I can provide you with some additional context, just because it’s good information to understand.
Nanite replaces the traditional rendering pipeline with its own separate rendering system. This includes lighting and shadows, shaders, polygons- all different.
In a normal rendering pipeline, every vertex needs to be computed individually. This gets really expensive, because each vertex needs to hold its position, normals, texture coordinates, and color. That’s quite a lot of information for a 1,000 tri mesh. Now, passing that information along to a material also increases the complexity, as that material has something called a Vertex Shader and a Pixel Shader. Any logic done on the Vertex Shader (usually by default things like World Position Offset, lighting, and skinning) has to be computed per-vertex, so the more vertices, the less performant those calculations are. This is why games usually want your meshes to be as low-poly as possible, and use LODs to make objects even more low-poly at a distance. In game rendering, every vertex matters. This is actually the same reason we use normal maps, because it allows textures to fake the lighting calculations done by vertices at a pixel level, without requiring super detailed geometry.
Now, Nanite throws all of this out the window. Nanite uses what it calls a “cluster” system, which breaks detailed meshes into groups of triangles, and these clusters are individually culled based on occlusion and frustum. This allows groups of triangles, even within the same mesh, to be culled based on visibility. Cluster size and complexity is also changed based on screen size, eliminating the need for LODs since this process is essentially done per-cluster instead of per-mesh. This is also the reason that the lighting and material processing has to be so different, because the cluster system isn’t super compatible with traditional vertex methods.

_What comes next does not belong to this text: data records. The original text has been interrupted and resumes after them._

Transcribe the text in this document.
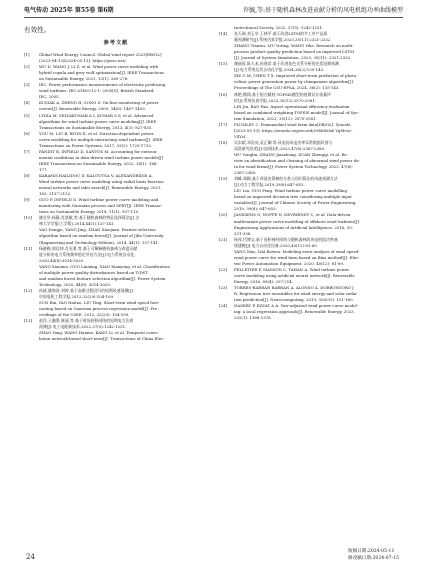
电气传动 2025年 第55卷 第6期	许毓,等:基于随机森林改进贡献分析的风电机组功率曲线模型

有效性。

参考文献
[1]	Global Wind Energy Council. Global wind report 2023[EB/OL]
(2023-04-13)[2024-05-13]. https://gwec.net/.
[2]	WU D, WANG J, LI Z, et al. Wind power curve modeling with
hybrid copula and grey wolf optimization[J]. IEEE Transactions
on Sustainable Energy, 2021, 13(1): 265-276.
[3]	IEC. Power performance measurements of electricity producing
wind turbines: IEC 61400-12-1: 2005[S]. British Standard:
IEC, 2005.
[4]	KUSIAK A, ZHENG H, SONG Z. On-line monitoring of power
curves[J]. Renewable Energy, 2009, 34(6): 1487-1493.
[5]	LYDIA M, SELVAKUMAR A I, KUMAR S S, et al. Advanced
algorithms for wind turbine power curve modeling[J]. IEEE
Transactions on Sustainable Energy, 2013, 4(3): 827-835.
[6]	YOU M, LIU B, BYON E, et al. Direction-dependent power
curve modeling for multiple interacting wind turbines[J]. IEEE
Transactions on Power Systems, 2017, 33(2): 1725-1733.
[7]	PANDIT R, INFIELD D, SANTOS M. Accounting for environ-
mental conditions in data-driven wind turbine power models[J].
IEEE Transactions on Sustainable Energy, 2022, 14(1): 168-
177.
[8]	KARAMICHAILIDOU D, KALOUTSA V, ALEXANDRIDIS A.
Wind turbine power curve modeling using radial basis function
neural networks and tabu search[J]. Renewable Energy, 2021,
163: 2137-2152.
[9]	GUO P, INFIELD D. Wind turbine power curve modeling and
monitoring with Gaussian process and SPRT[J]. IEEE Transac-
tions on Sustainable Energy, 2018, 11(1): 107-115.
[10]	姚昱华,杨静,肖凯敏,等.基于随机森林的特征选择算法[J].吉
林大学学报(工学版),2014,44(1):137-141.
YAO Dongju, YANG Jing, ZHAN Xiaojuan. Feature selection
algorithm based on random forest[J]. Journal of Jilin University
(Engineering and Technology Edition), 2014, 44(1): 137-141.
[11]	杨晓梅,郭佳坤,肖光勇,等.基于可解释随机森林与改进贡献
度分析的电力系统频率稳定评估方法[J].电力系统自动化,
2020,44(8):3014-3020.
YANG Xiaomei, GUO Linming, XIAO Xianyong, et al. Classification
of multiple power quality disturbances based on TQWT
and random forest feature selection algorithm[J]. Power System
Technology, 2020, 44(8): 3014-3020.
[12]	孙斌,姚海涛,刘婷.基于高斯过程回归的短期风速预测[J].
中国电机工程学报,2012,32(29):104-109.
SUN Bin, YAO Haitao, LIU Ting. Short-term wind speed fore-
casting based on Gaussian process regression model[J]. Pro-
ceedings of the CSEE, 2012, 32(29): 104-109.
[13]	赵洋,王瀚墨,康丽,等.基于时间卷积网络的短期电力负荷
预测[J].电工电能新技术,2022,37(5):1242-1251.
ZHAO Yang, WANG Hanmo, KANG Li, et al. Temporal convo-
lution network-based short-term[J]. Transactions of China Elec-
trotechnical Society, 2022, 37(5): 1242-1251.
[14]	张天瑞,刘玉亭,王林平.基于改进LSTM的多工序产品质
量预测研究[J].系统仿真学报,2023,35(11):2321-2332.
ZHANG Tianrui, LIU Yuting, WANG Yike. Research on multi-
process product quality prediction based on improved LSTM
[J]. Journal of System Simulation, 2023, 35(11): 2321-2332.
[15]	谢丽蓉,陈天本,孙建雷.基于改进灰色关系分析的光伏短期预测
[J].电力系统及其自动化学报,2024,36(2):135-143.
XIE G M, CHEN T X. Improved short-term prediction of photo-
voltaic power generation power by chimpanzee algorithm[J].
Proceedings of The CSU-EPSA, 2024, 36(2): 135-143.
[16]	林艳,熊翔,基于组合赋权-TOPSIS模型的视频设计质量评
价[J].系统仿真学报,2023,35(12):2570-2581.
LIN Jin, BAO Fan. Aspect operational efficiency evaluation
based on combined weighting-TOPSIS model[J]. Journal of Sys-
tem Simulation, 2023, 35(12): 2570-2581.
[17]	PLUMLEY C. Penmanshiel wind farm data[DB/OL]. Zenodo,
[2023-05-13]. https://zenodo.org/record/5946808#.YgMvoc-
V4YcI.
[18]	吴东斌,邓浩亮,袁正卿,等.风电场风电功率异常数据识别与
清洗研究综述[J].电网技术,2023,47(6):2367-2380.
WU Yonglin, ZHANG Jianzhong, XUAN Zhengqi, et al. Re-
view on identification and cleaning of abnormal wind power da-
ta for wind farms[J]. Power System Technology, 2023, 47(6):
2367-2380.
[19]	刘峰,郑颖,基于改进决策树的分类与回归算法的风速预测方法
[J].动力工程学报,2019,39(8):647-653.
LIU Lin, GUO Feng. Wind turbine power curve modelling
based on improved decision tree considering multiple input
variables[J]. Journal of Chinese Society of Power Engineering,
2019, 39(8): 647-653.
[20]	JANSSENS O, NOPPE N, DEVRIENDT C, et al. Data-driven
multivariate power curve modeling of offshore wind turbines[J].
Engineering Applications of Artificial Intelligence, 2016, 55:
331-338.
[21]	杨茂,代博文.基于卷积神经网络与随机森林的风电机组功率曲
线建模[J].电力自动化设备,2020,40(12):81-89.
YANG Mao, DAI Bowen. Modeling error analysis of wind speed-
wind power curve for wind farm based on Bins method[J]. Elec-
tric Power Automation Equipment, 2020, 40(12): 81-89.
[22]	PELLETIER F, MASSON C, TAHAN A. Wind turbine power
curve modeling using artificial neural network[J]. Renewable
Energy, 2016, 89(4): 207-214.
[23]	TORRES-BARRAN BARRÁN A, ALONSO Á, DORRONSORO J
R. Regression tree ensembles for wind energy and solar radia-
tion prediction[J]. Neurocomputing, 2019, 326(31): 151-160.
[24]	NASERY P, EZZAT A A. Yaw-adjusted wind power curve model-
ing: a local regression approach[J]. Renewable Energy, 2023,
202(1): 1368-1376.
24
收稿日期:2024-05-11
修改稿日期:2024-07-15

This is also why Nanite is designed for use in tandem with all next gen features- Lumen, Virtual Texturing, Virtual Shadow Maps, and Temporal Upscaling.

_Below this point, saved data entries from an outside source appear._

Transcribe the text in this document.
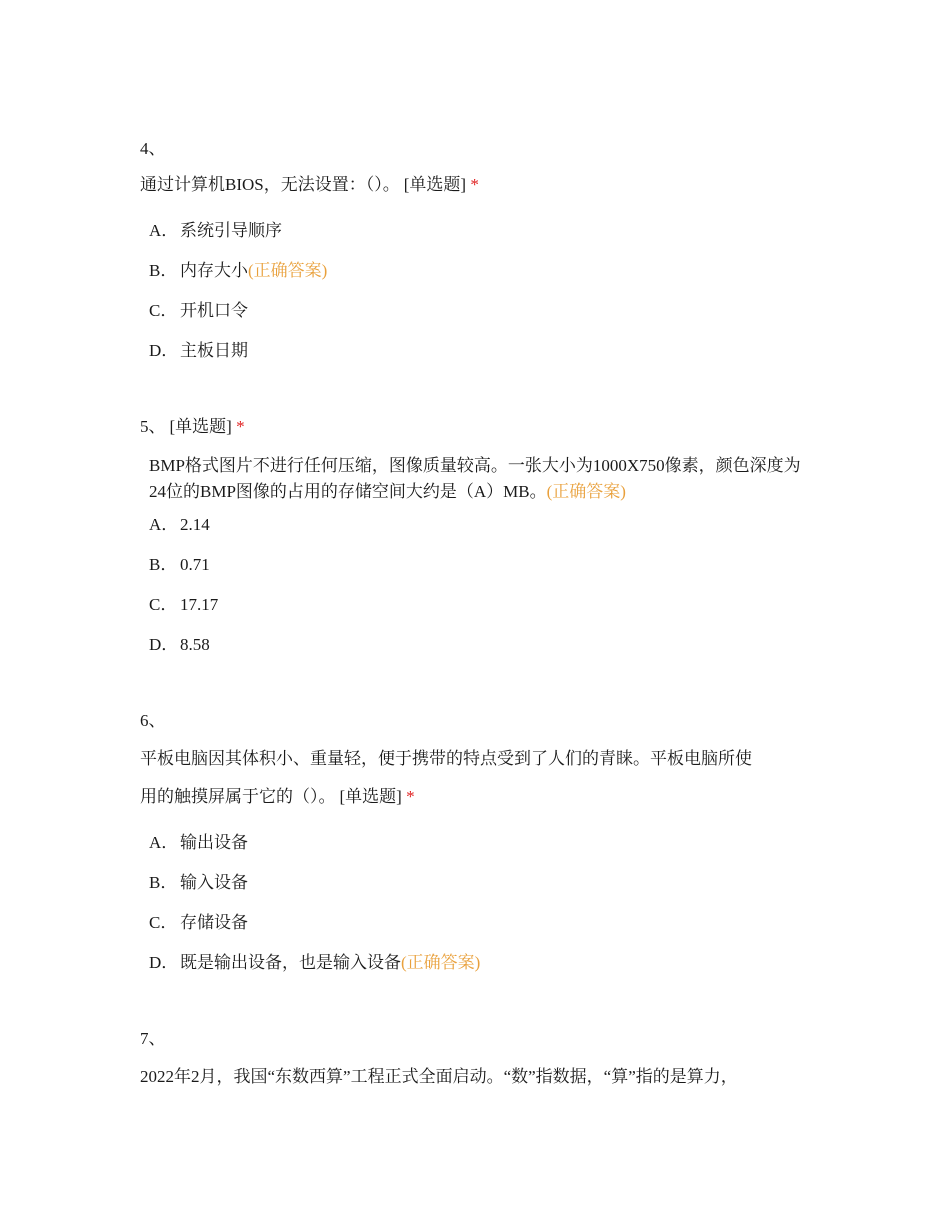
4、
通过计算机BIOS，无法设置：（）。 [单选题] *
A． 系统引导顺序
B． 内存大小(正确答案)
C． 开机口令
D． 主板日期
5、 [单选题] *
BMP格式图片不进行任何压缩，图像质量较高。一张大小为1000X750像素，颜色深度为24位的BMP图像的占用的存储空间大约是（A）MB。(正确答案)
A． 2.14
B． 0.71
C． 17.17
D． 8.58
6、
平板电脑因其体积小、重量轻，便于携带的特点受到了人们的青睐。平板电脑所使
用的触摸屏属于它的（）。 [单选题] *
A． 输出设备
B． 输入设备
C． 存储设备
D． 既是输出设备，也是输入设备(正确答案)
7、
2022年2月，我国“东数西算”工程正式全面启动。“数”指数据，“算”指的是算力，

This is obviously a lot more complicated of a topic, as its a new method and gets very technical, but here is a fantastic breakdown of the system if you want to learn more.
As to why individually modeled geometry is cheaper on the system than masked materials- because of the way that Nanite determines clusters and visibility, it has a really hard time determining culling and LODing whenever there is overdraw, and overdraw happens more with translucent/masked materials than fully modeled meshes. Here is a great test that someone ran showing the overdraw differences. This is probably the weakest aspect of Nanite, since small meshes like leaves or blades of grass also cause lots of overdraw. In general, Nanite has no great solution for a scene with lots of foliage, but it is universally agreed upon that modeled geometry is at least better. Overall, just watch your overdraw, no matter what method you end up using.
Best of luck with your project. Let me know if you have any other questions!